Ma qualcuno avrà ben pensato di non farne un dramma: anzi, di sfruttare l’occasione per imbellettarsi di propaganda e assestare qualche colpo al nemico. La camorra? Macché. Con una decisione cavillosa e quanto mai puntuale, l’amministrazione locale ha ben pensato di revocare l’affidamento della Masseria Antonio Esposito Ferraioli, bene confiscato che sorge a pochi metri dai due colossi del tardo-capitalismo afragolese Ikea e Leroy Merlin.

Lì dove profitto e sfruttamento s’innestano nei gangli urbani dominati dalla malavita, sorge un terreno sottratto alla camorra e restituito alla collettività da associazioni e volontari del territorio. La Masseria Ferraioli è un luogo comune che schiaccia gli stereotipi, un’oasi di rivincita nel deserto della sconfitta. Curioso che, proprio mentre Salvini si accingeva a metter piede ad Afragola, centinaia di donne e uomini che ci hanno messo il corpo – prima di tutto il corpo, perché sui beni confiscati non si va per passeggiare – e l’anima si siano visti scippare via il frutto del terreno e del proprio sudore.

Una risposta chiara, precisa: l’emergenza camorra si affronta spazzando via chi combatte la camorra. È per questo che Salvini è stato accolto con ogni onore. Lui, che ha promesso di cancellare in tre mesi la criminalità, umiliando decenni di lotta e sacrifici e la memoria di migliaia di vittime, lui che strozzato dalla sciarpa e dalla vanagloria ha osato spergiurare che la camorra si sconfigge fermando gli sbarchi, come se quelle nove bombe fossero state piazzate da migranti troppo annoiati dalla pacchia, come se un territorio eviscerato dal malaffare e dalla collusione incestuosa fra clan e classe dirigente fosse lì in ginocchio a chiedere pietà ai questuanti, lui che ha concesso in obolo ai sodali la facoltà di rivendere i beni confiscati come un usufrutto concesso dallo Stato alla criminalità organizzata.

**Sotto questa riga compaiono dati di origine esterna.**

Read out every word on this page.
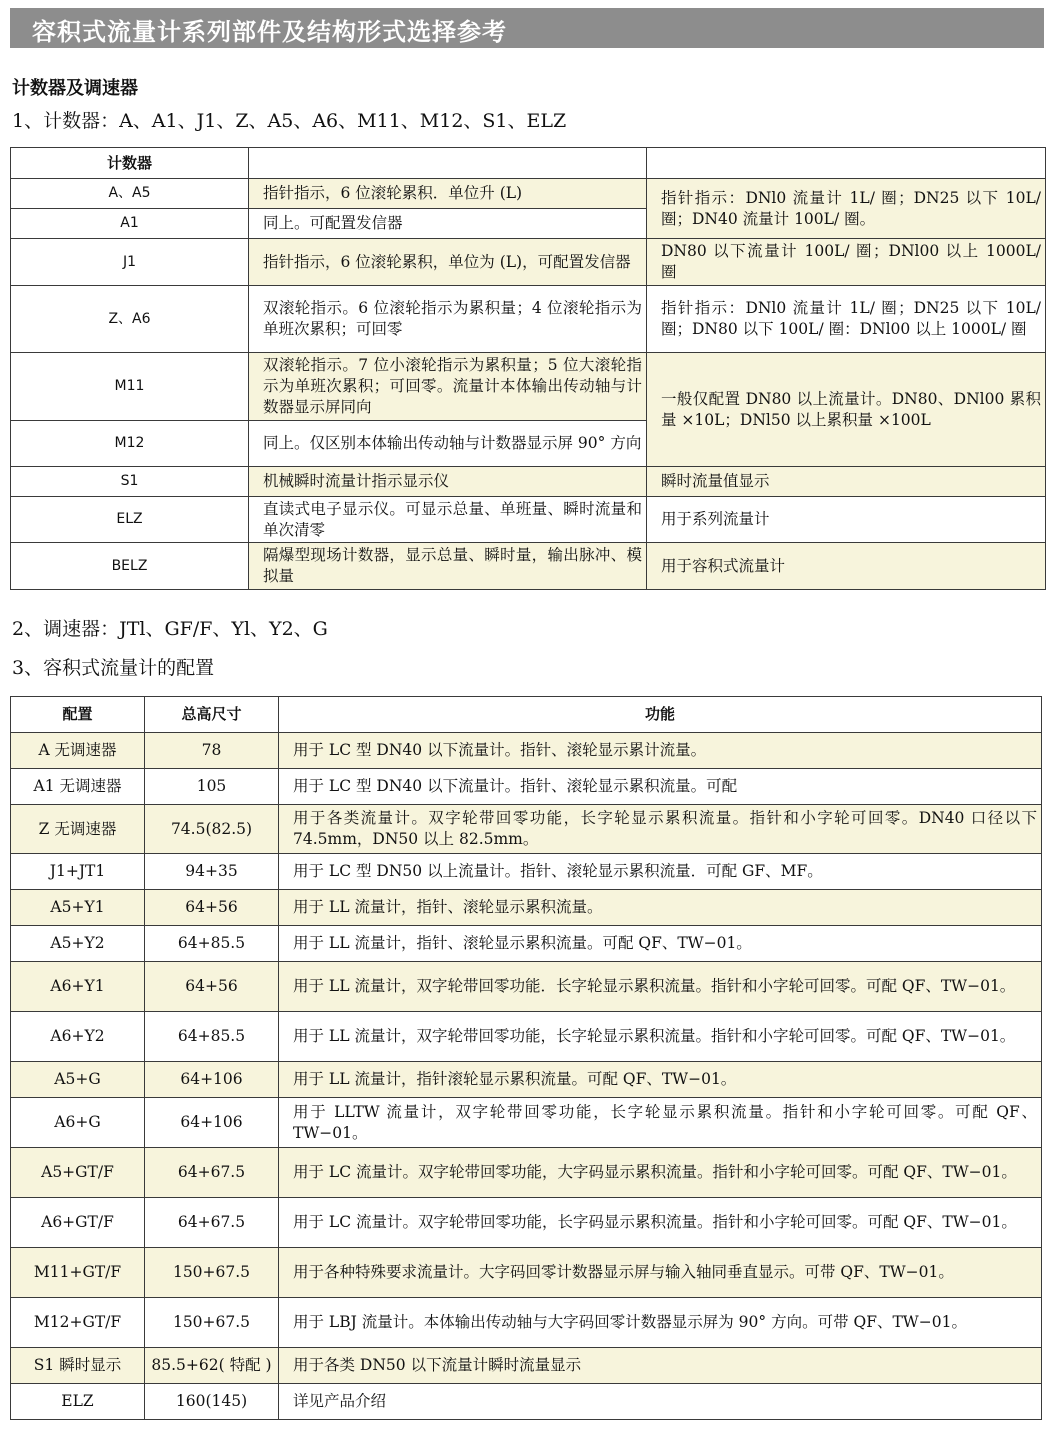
容积式流量计系列部件及结构形式选择参考
计数器及调速器
1、计数器：A、A1、J1、Z、A5、A6、M11、M12、S1、ELZ
计数器		
A、A5	指针指示，6 位滚轮累积．单位升 (L)	指针指示：DNl0 流量计 1L/ 圈；DN25 以下 10L/ 圈；DN40 流量计 100L/ 圈。
A1	同上。可配置发信器	
J1	指针指示，6 位滚轮累积，单位为 (L)，可配置发信器	DN80 以下流量计 100L/ 圈；DNl00 以上 1000L/ 圈
Z、A6	双滚轮指示。6 位滚轮指示为累积量；4 位滚轮指示为单班次累积；可回零	指针指示：DNl0 流量计 1L/ 圈；DN25 以下 10L/ 圈；DN80 以下 100L/ 圈：DNl00 以上 1000L/ 圈
M11	双滚轮指示。7 位小滚轮指示为累积量；5 位大滚轮指示为单班次累积；可回零。流量计本体输出传动轴与计数器显示屏同向	一般仅配置 DN80 以上流量计。DN80、DNl00 累积量 ×10L；DNl50 以上累积量 ×100L
M12	同上。仅区别本体输出传动轴与计数器显示屏 90° 方向	
S1	机械瞬时流量计指示显示仪	瞬时流量值显示
ELZ	直读式电子显示仪。可显示总量、单班量、瞬时流量和单次清零	用于系列流量计
BELZ	隔爆型现场计数器，显示总量、瞬时量，输出脉冲、模拟量	用于容积式流量计
2、调速器：JTl、GF/F、Yl、Y2、G
3、容积式流量计的配置
配置	总高尺寸	功能
A 无调速器	78	用于 LC 型 DN40 以下流量计。指针、滚轮显示累计流量。
A1 无调速器	105	用于 LC 型 DN40 以下流量计。指针、滚轮显示累积流量。可配
Z 无调速器	74.5(82.5)	用于各类流量计。双字轮带回零功能，长字轮显示累积流量。指针和小字轮可回零。DN40 口径以下 74.5mm，DN50 以上 82.5mm。
J1+JT1	94+35	用于 LC 型 DN50 以上流量计。指针、滚轮显示累积流量．可配 GF、MF。
A5+Y1	64+56	用于 LL 流量计，指针、滚轮显示累积流量。
A5+Y2	64+85.5	用于 LL 流量计，指针、滚轮显示累积流量。可配 QF、TW−01。
A6+Y1	64+56	用于 LL 流量计，双字轮带回零功能．长字轮显示累积流量。指针和小字轮可回零。可配 QF、TW−01。
A6+Y2	64+85.5	用于 LL 流量计，双字轮带回零功能，长字轮显示累积流量。指针和小字轮可回零。可配 QF、TW−01。
A5+G	64+106	用于 LL 流量计，指针滚轮显示累积流量。可配 QF、TW−01。
A6+G	64+106	用于 LLTW 流量计，双字轮带回零功能，长字轮显示累积流量。指针和小字轮可回零。可配 QF、TW−01。
A5+GT/F	64+67.5	用于 LC 流量计。双字轮带回零功能，大字码显示累积流量。指针和小字轮可回零。可配 QF、TW−01。
A6+GT/F	64+67.5	用于 LC 流量计。双字轮带回零功能，长字码显示累积流量。指针和小字轮可回零。可配 QF、TW−01。
M11+GT/F	150+67.5	用于各种特殊要求流量计。大字码回零计数器显示屏与输入轴同垂直显示。可带 QF、TW−01。
M12+GT/F	150+67.5	用于 LBJ 流量计。本体输出传动轴与大字码回零计数器显示屏为 90° 方向。可带 QF、TW−01。
S1 瞬时显示	85.5+62( 特配 )	用于各类 DN50 以下流量计瞬时流量显示
ELZ	160(145)	详见产品介绍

Ad Afragola hanno capito tutto: così, invece di chiedere giustizia e sicurezza, hanno chiesto di revocare la scorta a Saviano, come se la preoccupazione fondamentale della vita di un commerciante fosse quella, come se il destino di una città intera passasse dalle interviste dell’autore di Gomorra. Non se l’è fatto ripetere, Salvini, venuto a liberarci da ogni male e a redimerci dal peccato. Adesso che c’è lui possiamo star certi che non verremo più infastiditi da supponenti post su facebook, né da fastidiosi operatori di pace e di civiltà. Così le bombe potranno esplodere per bene, nel silenzio più totale, e i baci verranno scoccati su mani pulite, pulitissime.

Del resto, chi ha mai baciato una coscienza?